Welcome Home: Loraine Family Tells Their Story of Special Needs Adoption
When it comes to adoption, different families adopt in many different ways. Some adopt from a certain country, through foster care or through private adoption, while other families adopt infants, teenagers, or sibling groups. Our family, however, adopts children with special needs.
Our faith, along with my degree in special education, led us on this amazing journey. My husband Larry and I have two boys, who were 10 and 7 when we started to seriously consider adding to our family. They were both accustomed to people with disabilities of all sorts, and they were very excited to get a new sibling regardless of their physical or intellectual abilities.
Finding Our Oksana
While doing some research on special needs adoption, we came across the website of a ministry called Reece’s Rainbow. Reece's Rainbow was started to promote the international adoption of children with Down Syndrome and has expanded to include children with many other disabilities. In many of these countries, children with special needs are viewed as outcasts with no ability to learn or be functional members of society. They languish in mental institutions, hidden away from the world in shame.
As we looked through the photo listing of waiting children, the face of a little girl came up that took our breath away. We learned right away that she was 4 years old and had Cerebral Palsy. After contacting Reece’s Rainbow for more information, we learned that she was in Ukraine and were sent more pictures of her.

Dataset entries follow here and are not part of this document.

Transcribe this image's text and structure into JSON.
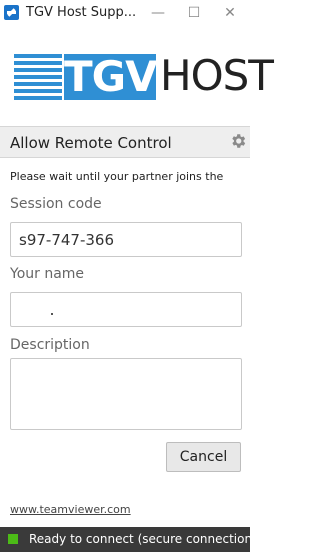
{
  "window": {
    "title": "TGV Host Supp...",
    "min_glyph": "—",
    "max_glyph": "☐",
    "close_glyph": "✕"
  },
  "logo": {
    "brand_box_text": "TGV",
    "brand_text": "HOST",
    "color": "#2f8fd4"
  },
  "section": {
    "title": "Allow Remote Control",
    "settings_icon": "gear-icon"
  },
  "message": "Please wait until your partner joins the",
  "form": {
    "session_label": "Session code",
    "session_value": "s97-747-366",
    "name_label": "Your name",
    "name_value": "",
    "description_label": "Description",
    "description_value": ""
  },
  "buttons": {
    "cancel": "Cancel"
  },
  "footer": {
    "link": "www.teamviewer.com"
  },
  "status": {
    "text": "Ready to connect (secure connection)",
    "indicator_color": "#4cbb17",
    "bar_color": "#3a3a3a"
  }
}
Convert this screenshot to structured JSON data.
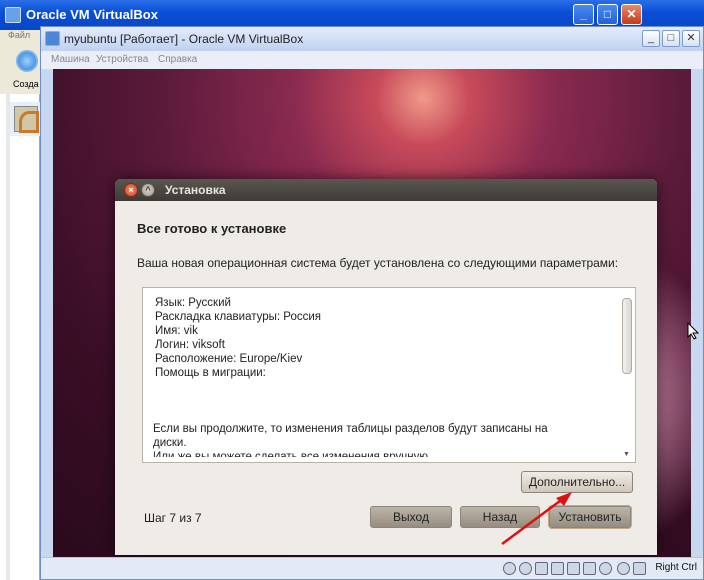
{
  "outer_window": {
    "title": "Oracle VM VirtualBox",
    "menu_file": "Файл",
    "toolbar_create_label": "Созда",
    "controls": {
      "minimize": "_",
      "maximize": "□",
      "close": "✕"
    }
  },
  "vm_window": {
    "title": "myubuntu [Работает] - Oracle VM VirtualBox",
    "menu": [
      "Машина",
      "Устройства",
      "Справка"
    ],
    "controls": {
      "minimize": "_",
      "maximize": "□",
      "close": "✕"
    },
    "host_key": "Right Ctrl"
  },
  "installer": {
    "window_title": "Установка",
    "heading": "Все готово к установке",
    "description": "Ваша новая операционная система будет установлена со следующими параметрами:",
    "summary_lines": [
      "Язык: Русский",
      "Раскладка клавиатуры: Россия",
      "Имя: vik",
      "Логин: viksoft",
      "Расположение: Europe/Kiev",
      "Помощь в миграции:"
    ],
    "summary_footer": [
      "Если вы продолжите, то изменения таблицы разделов будут записаны на",
      "диски.",
      "Или же вы можете сделать все изменения вручную."
    ],
    "advanced_button": "Дополнительно...",
    "step_text": "Шаг 7 из 7",
    "quit_button": "Выход",
    "back_button": "Назад",
    "install_button": "Установить"
  }
}
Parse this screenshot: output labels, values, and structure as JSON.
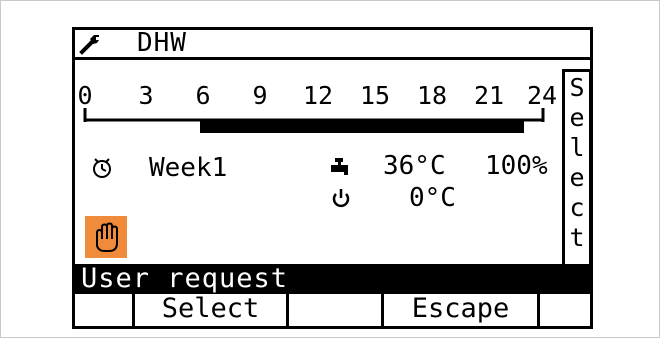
{
  "header": {
    "title": "DHW",
    "icon": "wrench-icon"
  },
  "timeline": {
    "ticks": [
      "0",
      "3",
      "6",
      "9",
      "12",
      "15",
      "18",
      "21",
      "24"
    ],
    "active_from_hour": 6,
    "active_to_hour": 23
  },
  "side_panel": {
    "label_letters": [
      "S",
      "e",
      "l",
      "e",
      "c",
      "t"
    ]
  },
  "program": {
    "icon": "clock-icon",
    "name": "Week1",
    "manual_icon": "hand-icon",
    "manual_color": "#ef8b3a"
  },
  "readings": {
    "tap_icon": "faucet-icon",
    "temperature": "36°C",
    "percent": "100%",
    "power_icon": "power-icon",
    "power_temperature": "0°C"
  },
  "status": {
    "text": "User request"
  },
  "softkeys": {
    "key1": "",
    "key2": "Select",
    "key3": "",
    "key4": "Escape",
    "key5": ""
  }
}
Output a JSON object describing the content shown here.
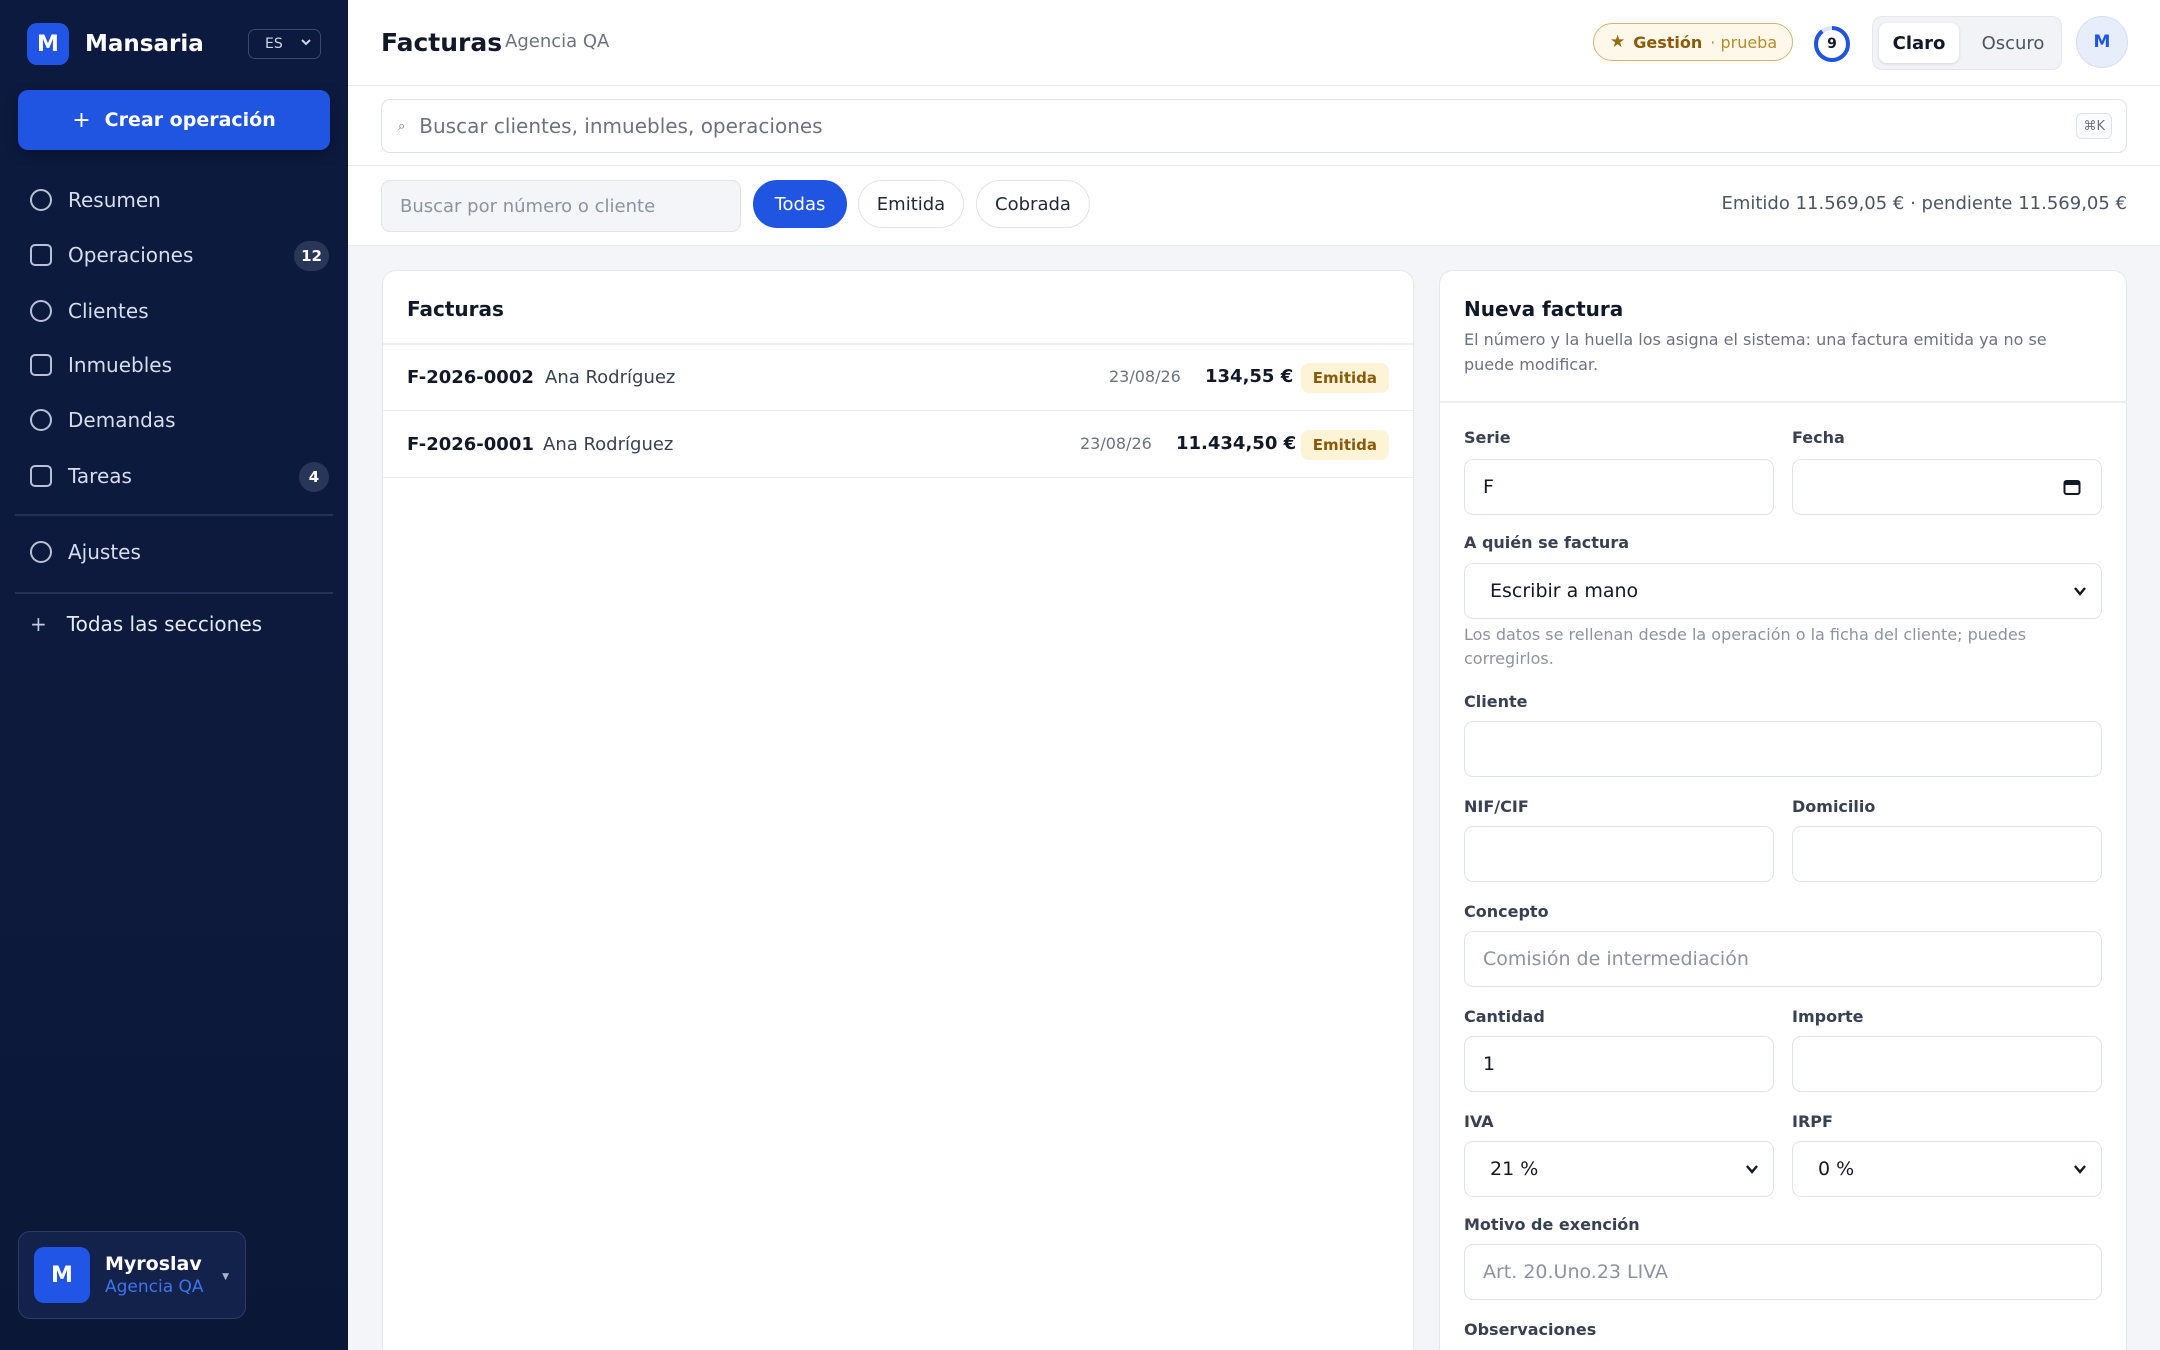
{
  "sidebar": {
    "brand_initial": "M",
    "brand_name": "Mansaria",
    "language": "ES",
    "create_label": "Crear operación",
    "items": [
      {
        "label": "Resumen",
        "badge": ""
      },
      {
        "label": "Operaciones",
        "badge": "12"
      },
      {
        "label": "Clientes",
        "badge": ""
      },
      {
        "label": "Inmuebles",
        "badge": ""
      },
      {
        "label": "Demandas",
        "badge": ""
      },
      {
        "label": "Tareas",
        "badge": "4"
      },
      {
        "label": "Ajustes",
        "badge": ""
      }
    ],
    "all_sections_label": "Todas las secciones",
    "user": {
      "initial": "M",
      "name": "Myroslav",
      "org": "Agencia QA"
    }
  },
  "header": {
    "title": "Facturas",
    "subtitle": "Agencia QA",
    "plan_name": "Gestión",
    "plan_trial": "· prueba",
    "ring_count": "9",
    "theme_light": "Claro",
    "theme_dark": "Oscuro",
    "avatar_initial": "M"
  },
  "search": {
    "placeholder": "Buscar clientes, inmuebles, operaciones",
    "shortcut": "⌘K"
  },
  "filters": {
    "placeholder": "Buscar por número o cliente",
    "chips": [
      "Todas",
      "Emitida",
      "Cobrada"
    ],
    "active": "Todas",
    "totals": "Emitido 11.569,05 € · pendiente 11.569,05 €"
  },
  "invoices": {
    "title": "Facturas",
    "rows": [
      {
        "number": "F-2026-0002",
        "client": "Ana Rodríguez",
        "date": "23/08/26",
        "amount": "134,55 €",
        "status": "Emitida"
      },
      {
        "number": "F-2026-0001",
        "client": "Ana Rodríguez",
        "date": "23/08/26",
        "amount": "11.434,50 €",
        "status": "Emitida"
      }
    ]
  },
  "form": {
    "title": "Nueva factura",
    "description": "El número y la huella los asigna el sistema: una factura emitida ya no se puede modificar.",
    "serie_label": "Serie",
    "serie_value": "F",
    "fecha_label": "Fecha",
    "fecha_value": "",
    "bill_to_label": "A quién se factura",
    "bill_to_value": "Escribir a mano",
    "bill_to_help": "Los datos se rellenan desde la operación o la ficha del cliente; puedes corregirlos.",
    "cliente_label": "Cliente",
    "cliente_value": "",
    "nif_label": "NIF/CIF",
    "nif_value": "",
    "domicilio_label": "Domicilio",
    "domicilio_value": "",
    "concepto_label": "Concepto",
    "concepto_placeholder": "Comisión de intermediación",
    "cantidad_label": "Cantidad",
    "cantidad_value": "1",
    "importe_label": "Importe",
    "importe_value": "",
    "iva_label": "IVA",
    "iva_value": "21 %",
    "irpf_label": "IRPF",
    "irpf_value": "0 %",
    "motivo_label": "Motivo de exención",
    "motivo_placeholder": "Art. 20.Uno.23 LIVA",
    "observaciones_label": "Observaciones"
  },
  "colors": {
    "accent": "#1f55e0",
    "sidebar_bg": "#0c1a3f",
    "badge_bg": "#fdf3d6",
    "badge_text": "#8a5a09"
  }
}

While we prayed about committing to adopt this little girl, we did more research and found the blog of a family that had recently returned from adopting their daughter from the same orphanage. They had met this girl so we contacted them to ask more about her. Through this family we learned that her name was Oksana and that the orphanage was beginning to discuss her transfer to a mental institution. They were simply out of room for her. It was then that we knew she was supposed to be ours.
Going the Distance
We began the process to bring Oksana home in January, and traveled to Ukraine in June. During that time Oksana turned 5 and we grew more and more anxious to bring her home. On June 13, we landed in Kiev, Ukraine. Three days later we met our daughter for the first time. She was amazing. We learned that her Cerebral Palsy only affected her legs, and that while she was currently unable to walk, they had no doubt that with therapy she would walk. We only got 15 minutes with her before they took her for a nap and asked us if we wanted to move forward with the adoption. Of course we did!
After that we had the opportunity to meet with her for about two hours daily. It was in that time that we learned the extent of her delays. Physically she was exactly what we had expected, but her cognitive and emotional delays were far beyond what we had expected. At best she was developmentally at the level of a toddler, and she had some disturbing institutional behaviors.
I’d be lying if I didn’t say that we had days where our visits with her caused us to wonder if we were doing the right thing. It certainly didn’t help that we were in a foreign country and missed our boys back home like crazy. Despite our fears, we knew that she was the child that the Lord had chosen for our family. We just kept telling ourselves that when she got home it would be better. After six weeks in Ukraine, we finally landed back on U.S. soil.
Adjusting at Home
Our first couple of months back home were rough. Oksana was mourning the orphanage. While we might think that sounds crazy, it was the only life she knew, and after five years in the same four walls, she was absolutely petrified. This showed itself through long temper tantrums, fears of everything from the bath to the stroller, and biting and scratching herself. She was angry, she was sad, and she was scared. Little by little though, we began to see signs that she was beginning to trust us. Fears started disappearing, temper tantrums started decreasing in frequency and intensity, and more than anything, we started to see something we hadn’t seen before??•joy.
While she healed emotionally, Oksana was also making amazing strides physically. In just five months, she went from never walking, to using a walker and then to walking independently! When we met her, she didn’t even know what to do with a crayon. Now, she is learning to write letters. The language barrier is gone now and although she has a speech delay her communication is exploding. She is still significantly delayed in all areas but her progress has been astounding.
Our Happy Family
Oksana has brought such joy to our lives. Our boys adore her, and she needs to know where her big brothers are at all times. They are her best buddies. If you ever meet her she’ll proudly tell you that she has a mommy, daddy and brothers before she declares, “No more orphanage!”
The other day, while we were playing outside, she was at the top of the slide on her swing set when the wind started blowing. She closed her eyes as it blew her hair back, enjoying that simple pleasure. Then she looked at me, smiled, and said, “It’s windy!” and proceeded to fly down the slide. That was one of those moments that made me stop and wonder where she would be right now if she hadn’t joined our family.
She is quite literally a different child now, but while her changes are obvious, it’s the changes in the rest of us that have amazed me the most. Adopting a child with special needs has been such a blessing that we can’t possibly stop with one. We have grown as a family, and we have become stronger as a unit and as individuals. We have learned how to love in a whole new way, and we have had the blessing of seeing our boys adore this former orphan as if she had been a part of our family forever.